16 de março, 2008 - 21h44 GMT (18h44 Brasília)
Uma equipe australiana que procurava no fundo do mar os restos de um cruzador australiano acabou encontrando os de um navio alemão que o afundou durante a Segunda Guerra mundial.
O HMAS Sydney afundou na costa oeste da Austrália em novembro de 1941 após ser atacado pelo DKM Kormoran.
A embarcação de bandeira australiana teria sido o maior navio em todo mundo a ter afundado sem deixar sobreviventes na época da Segunda Guerra.

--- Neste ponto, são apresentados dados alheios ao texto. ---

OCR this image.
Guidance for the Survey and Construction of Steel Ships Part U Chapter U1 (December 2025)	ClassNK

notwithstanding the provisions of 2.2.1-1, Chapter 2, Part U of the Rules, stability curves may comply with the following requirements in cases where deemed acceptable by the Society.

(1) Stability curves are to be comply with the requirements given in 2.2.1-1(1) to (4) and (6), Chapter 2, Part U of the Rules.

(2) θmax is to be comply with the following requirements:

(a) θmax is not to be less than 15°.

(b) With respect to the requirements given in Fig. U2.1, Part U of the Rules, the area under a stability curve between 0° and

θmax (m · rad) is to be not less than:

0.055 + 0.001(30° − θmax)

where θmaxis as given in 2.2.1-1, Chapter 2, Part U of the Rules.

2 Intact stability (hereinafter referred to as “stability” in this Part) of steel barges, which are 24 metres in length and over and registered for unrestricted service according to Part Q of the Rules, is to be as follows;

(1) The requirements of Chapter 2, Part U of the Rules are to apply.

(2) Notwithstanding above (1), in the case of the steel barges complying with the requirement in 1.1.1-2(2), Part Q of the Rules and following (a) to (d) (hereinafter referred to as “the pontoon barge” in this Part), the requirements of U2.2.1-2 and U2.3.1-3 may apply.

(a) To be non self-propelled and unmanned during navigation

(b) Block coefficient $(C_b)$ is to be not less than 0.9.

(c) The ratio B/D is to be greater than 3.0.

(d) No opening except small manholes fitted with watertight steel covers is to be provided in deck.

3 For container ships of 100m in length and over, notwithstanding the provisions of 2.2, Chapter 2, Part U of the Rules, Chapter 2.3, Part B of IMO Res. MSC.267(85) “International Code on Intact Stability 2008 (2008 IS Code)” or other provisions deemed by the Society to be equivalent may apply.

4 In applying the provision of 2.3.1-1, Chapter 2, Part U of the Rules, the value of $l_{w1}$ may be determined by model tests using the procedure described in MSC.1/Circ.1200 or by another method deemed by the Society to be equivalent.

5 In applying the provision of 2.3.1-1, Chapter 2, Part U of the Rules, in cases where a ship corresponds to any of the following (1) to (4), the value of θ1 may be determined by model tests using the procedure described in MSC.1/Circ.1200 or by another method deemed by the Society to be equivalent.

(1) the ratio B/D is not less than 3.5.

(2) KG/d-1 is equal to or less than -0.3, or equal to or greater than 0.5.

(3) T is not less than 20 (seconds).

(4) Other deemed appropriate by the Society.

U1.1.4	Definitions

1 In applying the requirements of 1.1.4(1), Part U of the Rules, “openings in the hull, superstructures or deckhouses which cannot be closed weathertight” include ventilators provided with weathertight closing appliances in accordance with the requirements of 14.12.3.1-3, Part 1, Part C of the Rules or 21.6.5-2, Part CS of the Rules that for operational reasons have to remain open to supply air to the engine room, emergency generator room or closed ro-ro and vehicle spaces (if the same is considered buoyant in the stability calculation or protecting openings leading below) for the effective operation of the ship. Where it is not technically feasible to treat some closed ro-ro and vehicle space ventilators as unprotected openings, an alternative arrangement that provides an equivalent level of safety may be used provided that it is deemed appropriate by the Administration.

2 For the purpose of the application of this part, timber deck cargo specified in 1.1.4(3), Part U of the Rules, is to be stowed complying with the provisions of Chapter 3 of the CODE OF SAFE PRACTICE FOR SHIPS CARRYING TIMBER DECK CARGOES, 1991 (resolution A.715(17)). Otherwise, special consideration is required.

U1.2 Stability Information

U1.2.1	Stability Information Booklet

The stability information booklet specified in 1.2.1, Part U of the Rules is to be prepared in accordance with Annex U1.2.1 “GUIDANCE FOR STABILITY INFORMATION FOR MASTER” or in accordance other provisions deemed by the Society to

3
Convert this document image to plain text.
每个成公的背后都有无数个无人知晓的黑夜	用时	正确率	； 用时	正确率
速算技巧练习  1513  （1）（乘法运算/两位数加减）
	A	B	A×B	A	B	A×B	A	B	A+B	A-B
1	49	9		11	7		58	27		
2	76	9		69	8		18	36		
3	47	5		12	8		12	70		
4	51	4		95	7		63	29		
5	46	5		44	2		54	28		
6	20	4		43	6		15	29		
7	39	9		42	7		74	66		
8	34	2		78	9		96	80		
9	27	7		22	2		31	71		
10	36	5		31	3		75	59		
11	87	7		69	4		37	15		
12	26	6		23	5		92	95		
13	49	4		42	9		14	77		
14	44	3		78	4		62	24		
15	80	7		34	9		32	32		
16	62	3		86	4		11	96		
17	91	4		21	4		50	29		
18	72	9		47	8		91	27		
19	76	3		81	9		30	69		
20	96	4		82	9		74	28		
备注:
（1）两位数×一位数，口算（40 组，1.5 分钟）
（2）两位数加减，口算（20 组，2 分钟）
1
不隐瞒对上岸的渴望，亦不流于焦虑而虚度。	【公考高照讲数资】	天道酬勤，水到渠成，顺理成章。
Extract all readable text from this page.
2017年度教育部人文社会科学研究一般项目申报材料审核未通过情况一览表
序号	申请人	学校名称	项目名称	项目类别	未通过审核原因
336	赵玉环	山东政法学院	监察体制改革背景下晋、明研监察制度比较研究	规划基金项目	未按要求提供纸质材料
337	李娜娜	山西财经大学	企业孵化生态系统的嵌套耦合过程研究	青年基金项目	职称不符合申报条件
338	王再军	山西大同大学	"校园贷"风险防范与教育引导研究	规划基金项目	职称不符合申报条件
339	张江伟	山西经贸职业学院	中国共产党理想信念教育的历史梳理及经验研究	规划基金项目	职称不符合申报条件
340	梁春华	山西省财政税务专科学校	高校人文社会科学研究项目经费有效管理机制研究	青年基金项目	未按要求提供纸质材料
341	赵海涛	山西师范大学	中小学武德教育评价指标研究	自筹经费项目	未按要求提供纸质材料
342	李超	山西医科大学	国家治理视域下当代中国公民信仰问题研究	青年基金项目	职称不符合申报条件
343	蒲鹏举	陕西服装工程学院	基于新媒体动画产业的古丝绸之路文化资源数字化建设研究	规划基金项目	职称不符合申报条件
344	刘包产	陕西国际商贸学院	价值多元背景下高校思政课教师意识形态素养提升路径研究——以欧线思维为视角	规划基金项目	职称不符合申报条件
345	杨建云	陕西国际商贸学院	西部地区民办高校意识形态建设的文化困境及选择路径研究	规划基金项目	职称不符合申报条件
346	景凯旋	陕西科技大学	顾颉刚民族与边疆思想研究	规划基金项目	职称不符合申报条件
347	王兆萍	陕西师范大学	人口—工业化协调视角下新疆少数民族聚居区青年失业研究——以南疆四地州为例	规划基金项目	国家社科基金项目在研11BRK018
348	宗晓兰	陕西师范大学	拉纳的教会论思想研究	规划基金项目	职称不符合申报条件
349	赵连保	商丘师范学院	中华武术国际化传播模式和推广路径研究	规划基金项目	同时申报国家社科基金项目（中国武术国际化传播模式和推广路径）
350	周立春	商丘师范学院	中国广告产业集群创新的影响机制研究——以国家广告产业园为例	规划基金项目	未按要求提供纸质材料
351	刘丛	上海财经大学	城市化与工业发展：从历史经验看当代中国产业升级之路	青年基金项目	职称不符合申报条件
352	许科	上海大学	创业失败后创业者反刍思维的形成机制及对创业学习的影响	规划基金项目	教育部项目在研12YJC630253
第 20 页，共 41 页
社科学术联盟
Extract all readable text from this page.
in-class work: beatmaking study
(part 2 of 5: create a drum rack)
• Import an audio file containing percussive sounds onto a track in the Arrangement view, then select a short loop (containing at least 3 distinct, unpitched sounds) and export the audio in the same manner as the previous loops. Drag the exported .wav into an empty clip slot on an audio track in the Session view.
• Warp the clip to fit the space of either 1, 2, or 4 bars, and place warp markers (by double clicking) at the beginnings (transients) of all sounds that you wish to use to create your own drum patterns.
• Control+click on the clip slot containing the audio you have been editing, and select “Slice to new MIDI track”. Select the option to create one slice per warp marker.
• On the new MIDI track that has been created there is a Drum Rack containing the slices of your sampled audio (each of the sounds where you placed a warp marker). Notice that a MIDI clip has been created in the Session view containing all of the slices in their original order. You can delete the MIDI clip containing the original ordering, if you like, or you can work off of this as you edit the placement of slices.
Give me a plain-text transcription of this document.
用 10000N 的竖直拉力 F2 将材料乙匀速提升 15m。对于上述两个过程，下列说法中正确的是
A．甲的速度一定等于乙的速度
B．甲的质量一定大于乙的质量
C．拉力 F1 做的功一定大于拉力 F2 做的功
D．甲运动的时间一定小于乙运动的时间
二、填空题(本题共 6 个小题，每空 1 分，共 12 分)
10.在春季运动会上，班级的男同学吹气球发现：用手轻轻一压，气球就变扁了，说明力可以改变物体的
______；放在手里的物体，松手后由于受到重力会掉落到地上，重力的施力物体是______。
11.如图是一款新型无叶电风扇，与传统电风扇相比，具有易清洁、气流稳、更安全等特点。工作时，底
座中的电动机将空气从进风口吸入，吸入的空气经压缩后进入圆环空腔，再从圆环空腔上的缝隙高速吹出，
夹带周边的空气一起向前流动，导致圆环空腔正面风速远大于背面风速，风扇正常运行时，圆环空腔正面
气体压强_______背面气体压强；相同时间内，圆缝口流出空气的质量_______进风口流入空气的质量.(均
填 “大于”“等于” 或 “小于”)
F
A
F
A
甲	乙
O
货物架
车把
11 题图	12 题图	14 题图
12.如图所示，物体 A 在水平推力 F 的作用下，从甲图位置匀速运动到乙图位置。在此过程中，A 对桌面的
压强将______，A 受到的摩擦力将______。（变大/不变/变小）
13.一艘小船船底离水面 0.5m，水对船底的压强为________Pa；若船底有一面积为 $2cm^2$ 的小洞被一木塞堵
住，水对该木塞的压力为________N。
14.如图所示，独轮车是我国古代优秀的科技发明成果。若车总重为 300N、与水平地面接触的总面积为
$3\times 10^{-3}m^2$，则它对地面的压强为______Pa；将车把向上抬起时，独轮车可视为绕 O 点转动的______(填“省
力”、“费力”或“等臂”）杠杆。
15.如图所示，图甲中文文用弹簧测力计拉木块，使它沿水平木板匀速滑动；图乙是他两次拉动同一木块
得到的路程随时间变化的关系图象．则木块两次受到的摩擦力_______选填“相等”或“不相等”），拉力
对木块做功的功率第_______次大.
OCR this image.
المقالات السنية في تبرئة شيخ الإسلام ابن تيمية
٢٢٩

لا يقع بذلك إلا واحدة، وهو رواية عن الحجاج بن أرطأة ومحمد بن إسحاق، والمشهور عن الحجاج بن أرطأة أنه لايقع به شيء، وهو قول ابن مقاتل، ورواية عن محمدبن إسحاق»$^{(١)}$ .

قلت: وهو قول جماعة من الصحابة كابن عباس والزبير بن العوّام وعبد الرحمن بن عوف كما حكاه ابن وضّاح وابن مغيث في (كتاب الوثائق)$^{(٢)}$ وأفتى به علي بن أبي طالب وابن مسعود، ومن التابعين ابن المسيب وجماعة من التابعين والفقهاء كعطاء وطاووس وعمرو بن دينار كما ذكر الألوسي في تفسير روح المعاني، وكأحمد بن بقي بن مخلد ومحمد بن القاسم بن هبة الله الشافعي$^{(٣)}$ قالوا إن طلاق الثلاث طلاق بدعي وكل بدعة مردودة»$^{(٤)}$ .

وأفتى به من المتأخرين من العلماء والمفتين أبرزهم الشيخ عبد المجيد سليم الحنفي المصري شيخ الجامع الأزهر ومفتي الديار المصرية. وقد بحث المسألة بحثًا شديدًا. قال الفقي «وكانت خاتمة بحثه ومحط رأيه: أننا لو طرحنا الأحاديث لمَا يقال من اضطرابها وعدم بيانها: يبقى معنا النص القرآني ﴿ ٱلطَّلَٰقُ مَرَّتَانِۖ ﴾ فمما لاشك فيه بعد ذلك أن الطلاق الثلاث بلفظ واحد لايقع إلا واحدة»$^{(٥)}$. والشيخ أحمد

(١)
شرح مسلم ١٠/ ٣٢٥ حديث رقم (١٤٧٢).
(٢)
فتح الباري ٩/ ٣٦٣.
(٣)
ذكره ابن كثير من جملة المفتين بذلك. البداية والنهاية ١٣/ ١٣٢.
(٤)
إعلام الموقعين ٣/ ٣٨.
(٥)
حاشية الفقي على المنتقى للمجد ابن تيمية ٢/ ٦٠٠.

Ao encontrar os restos do Kormoran, os especialistas australianos acreditam estar “mais perto de descobrir onde o Sydney está”, disse o coordenador do projeto Ted Graham.
Para contribuir com os gastos do programa, o governo australiano doou 4 milhões de dólares australianos (R$ 6,4 milhões) para a fundação dedicada às buscas do navio.
O HMSA Sydney estava navegando de volta à Austrália vindo de Sumatra, na Indonésia, no dia 19 de novembro de 1941, quando o Kormoran – disfarçado como navio mercante holandês – o atacou. Ambas as embarcações afundaram.
Todos as 645 pessoas a bordo do Sydney morreram, mas 317 dos 397 tripulantes do Kormoran conseguiram nadar até a costa australiana, onde se tornaram prisioneiros de guerra.
A perda do Sydney foi descrita pelos altos escalões da marinha australiana como “o maior mistério marítimo da Austrália”.
Os australianos agora vão usar um veículo comandado a controle remoto para pesquisar o material e tentar achar pistas do paradeiro do Sydney.